Under such circumstances, the RSS and its affiliates, majorly manned by the non-meat eater Marwari and Gujarati traders living in Kolkata and other cities of the state, were finding it difficult to impose vegetarianism on the state’s majority ever since they started spreading the Hindutva network in the state since the early 1990s. They did try with few god-men and women, who attempted to be proselytisers of vegetarianism and thereby influence their disciples to adopt a similar food habit.

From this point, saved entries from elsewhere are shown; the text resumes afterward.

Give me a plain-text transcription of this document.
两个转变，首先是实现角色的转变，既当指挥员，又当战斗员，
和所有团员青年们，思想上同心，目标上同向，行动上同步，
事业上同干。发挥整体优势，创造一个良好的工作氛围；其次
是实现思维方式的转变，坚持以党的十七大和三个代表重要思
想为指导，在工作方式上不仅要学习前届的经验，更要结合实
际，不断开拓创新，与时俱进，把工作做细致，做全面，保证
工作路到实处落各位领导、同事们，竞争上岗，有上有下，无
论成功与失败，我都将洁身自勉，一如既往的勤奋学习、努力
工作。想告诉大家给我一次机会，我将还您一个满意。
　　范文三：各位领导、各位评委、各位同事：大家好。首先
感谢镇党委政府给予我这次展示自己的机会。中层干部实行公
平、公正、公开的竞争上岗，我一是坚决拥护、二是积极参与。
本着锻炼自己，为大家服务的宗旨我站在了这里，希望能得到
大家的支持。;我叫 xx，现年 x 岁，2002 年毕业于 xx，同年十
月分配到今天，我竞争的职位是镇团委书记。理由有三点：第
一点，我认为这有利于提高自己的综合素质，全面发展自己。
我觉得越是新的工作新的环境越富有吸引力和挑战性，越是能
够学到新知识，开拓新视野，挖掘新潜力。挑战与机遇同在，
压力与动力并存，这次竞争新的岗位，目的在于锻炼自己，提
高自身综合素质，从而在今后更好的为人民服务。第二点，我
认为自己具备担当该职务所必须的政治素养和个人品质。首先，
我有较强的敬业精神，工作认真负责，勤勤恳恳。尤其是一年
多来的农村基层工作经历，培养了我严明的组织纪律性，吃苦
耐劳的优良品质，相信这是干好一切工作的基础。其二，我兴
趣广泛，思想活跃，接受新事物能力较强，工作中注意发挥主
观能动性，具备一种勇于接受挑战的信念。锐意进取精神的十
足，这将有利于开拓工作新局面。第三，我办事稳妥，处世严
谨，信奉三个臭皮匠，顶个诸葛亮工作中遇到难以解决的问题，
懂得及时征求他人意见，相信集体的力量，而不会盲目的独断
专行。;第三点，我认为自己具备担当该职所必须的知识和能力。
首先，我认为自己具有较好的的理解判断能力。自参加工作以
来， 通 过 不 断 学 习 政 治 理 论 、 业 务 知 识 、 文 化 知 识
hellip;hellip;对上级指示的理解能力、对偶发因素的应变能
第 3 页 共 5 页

However, an alien practice like vegetarianism made them majorly unpopular in West Bengal and that path of converting the state’s majority into vegetarianism failed as well.

The RSS’ infamous beef politics couldn’t fetch much RoI in West Bengal, where a large chunk of Bengali middle-class Hindus tastes the “sinful” meat of a cow on special occasions by bringing cooked delicacies from restaurants of Muslim areas or eating in them. Plus, even if the Bengali Hindus are forced to give up on meat consumption, fish and poultry can’t be separated from the platters of the elite and middle class. This forced the saffron camp and its Marwari and Gujarati comprador sponsors to delve deep into the issue and search for a solution. They employed their lackey media houses and hired intelligentsia to resolve the issue and finally found the “health” issue, which could be used to trigger the panic bomb and then use the aversion to meat and meat products to promote the North Indian vegetarianism.

This plan was supported by the major corporate media houses, who, in lieu of handsome funding from the Marwari and Gujarati comprador thugs, hyped the case of carcass meat out of proportion and showed it as a general trend followed by all meat traders. The enthusiasm with which the BJP is using the feed of those media houses whom they call “sold-out” to hoist the banner of vegetarianism shows clearly that the carcass meat scam is more than a health hazard. It now appears more like a pre-planned conspiracy. Every day the fake news peddlers of the Sangh Parivar are showing doctored images and spreading rumours about dog meat, cow meat and cat meat found in different restaurants of West Bengal.

The hyperactive and self-righteous Bengali middle-class must rethink about what they have been fed by the corporate media houses, including the “most read newspaper” of West Bengal. They need to ask themselves, being practical, that if the scam was so severe, if all the meat they ate since their childhood was sourced from rotten carcass, then how come they are still surviving? How many animals die and are dumped in the garbage bins of the city every day and how much is the demand for meat in the hotel and restaurant industry? How come the meat of different animals couldn’t be distinguished by the hotel staff or even by the expert meat-eater Bengali community? How could a lot of meat rot in the hotels when the demand for meat and poultry products is high in upmarket eateries as well as pice hotels?

This new upheaval over carcass meat in Kolkata may have a root cause and a gang of criminals running a dirty trade. However, if this is used as an excuse to pave the way for the big foreign and Indian retail chains to start their “quality” meat product business, then millions of poor and middle-class meat and poultry traders of West Bengal, who have sold their customer 100% fresh meat and poultry since ages, will be rendered unemployed and it will weigh a havoc on the already distressed economy of the state. The people have experienced the odd incidents of adulteration in sweets, milk, high-level of mercury in fish, high amount of chemical toxin in vegetables, poisonous colours in spices, etc. in the past. However, none had the intensity and political connection like the incident of carcass meat. If West Bengal can’t ward off both the unscrupulous communal Hindutva elements trying to force vegetarianism on the state and the evil nexus between criminal elements, corporate media and corrupt government crooks who are peddling the fear of carcass meat, then it will not take long for the state to become another reactionary, vegan North Indian Hindified state. That future will be perilous for the existence of the Bengali community in India.

Neeladri Mukherjee is a former high school teacher and a Rabindra Sangeet lover. An M.A. in Political Science (not entire), Neeladri is a close observer of West Bengal politics, South Asian affairs and the trade union movement.